My interest in Western history brought me to Elliott West's The Last Indian War: The Nez Perce Story which offered up heartbreaking detail about another grim chapter in the history of our nation's treatment of the American Indian. Keen to the federal government's mistreatment of our nation's wild horses, I read James R. Skillen's trenchant The Nation's Largest Landlord: The Bureau of Land Management in the American West and also J. Edward De Steiguer's fine Wild Horses of the West: History and Politics of America's Mustangs.
Because I believe there are powerful historic and legal links between the current struggle for gay rights and the struggle for civil rights in the 1940s, 1950s, and 1960s, I read Tomiko Brown-Nagin's Courage To Dissent: Atlanta and the Long History of the Civil Rights Movement. I also read Anne Emanuel's important book about the legendary 5th Circuit Judge Elbert Parr Tuttle, which I discussed earlier this week in an essay about Newt Gingrich's attacks upon the judiciary. You think federal judges have it bad now? It was worse then.
And then there was the moving Father, Mother, God, by Lucia Greenhouse, a book about a family of Christian Scientists. This is one of the books of 2011 which fell into my lap as a result of a random act of kindness and I am blessed to have read it. I feel the same way about Hemingway's Boat, a profoundly entertaining work written by Paul Hendrickson, whose Sons of Mississippi remains one of the best books ever about Southern racism and the civil rights movement.
I mention these particular books because each changed some of the preconceived notions I had brought to their pages. This is what books are for, or one of the things anyway, and it perhaps explains why each book store I visited before the holidays was absolutely packed with customers. The nature of publishing is changing. The way books are delivered to readers is changing-- my son prefers to read books on our I-Pad. But the core of the product remains as pure as it was when the first books were written. Let's all be thankful for that.

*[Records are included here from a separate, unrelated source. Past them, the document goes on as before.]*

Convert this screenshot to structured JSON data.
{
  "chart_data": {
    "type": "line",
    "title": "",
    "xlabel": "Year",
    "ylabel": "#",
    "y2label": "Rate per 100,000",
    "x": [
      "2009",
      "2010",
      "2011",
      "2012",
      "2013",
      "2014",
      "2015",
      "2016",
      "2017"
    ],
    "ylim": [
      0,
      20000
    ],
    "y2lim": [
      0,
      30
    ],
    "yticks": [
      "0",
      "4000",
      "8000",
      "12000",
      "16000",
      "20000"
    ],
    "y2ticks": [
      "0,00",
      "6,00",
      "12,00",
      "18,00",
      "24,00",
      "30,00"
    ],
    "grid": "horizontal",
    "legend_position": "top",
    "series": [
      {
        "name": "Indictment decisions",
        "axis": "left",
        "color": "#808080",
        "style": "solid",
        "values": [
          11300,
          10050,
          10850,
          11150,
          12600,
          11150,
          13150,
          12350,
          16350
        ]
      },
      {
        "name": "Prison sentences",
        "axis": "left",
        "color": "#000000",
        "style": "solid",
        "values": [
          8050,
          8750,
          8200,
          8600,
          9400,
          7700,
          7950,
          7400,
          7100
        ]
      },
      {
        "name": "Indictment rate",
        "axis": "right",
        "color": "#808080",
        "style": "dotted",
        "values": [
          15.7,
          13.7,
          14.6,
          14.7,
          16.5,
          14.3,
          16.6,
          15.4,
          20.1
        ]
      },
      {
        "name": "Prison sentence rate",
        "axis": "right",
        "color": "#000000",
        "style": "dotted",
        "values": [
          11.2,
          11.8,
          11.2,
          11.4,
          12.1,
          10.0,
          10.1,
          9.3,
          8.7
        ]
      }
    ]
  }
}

The last word here goes toward T.R. Pearson, my favorite living American fiction writer. I read Glad News of the Natural World this past year, it was as brilliant as are all of Pearson's other searing books, and I can't wait for more. That's the thing about Pearson-- and about books. Sometimes it is fun to read someone, and something, which doesn't change the way you view the world. I'm thankful for that, too, and can't wait to get started in 2012. Right now, for the record, I'm beginning Phillip Short's Pol Pot: Anatomy of a Nightmare. A little light holiday reading.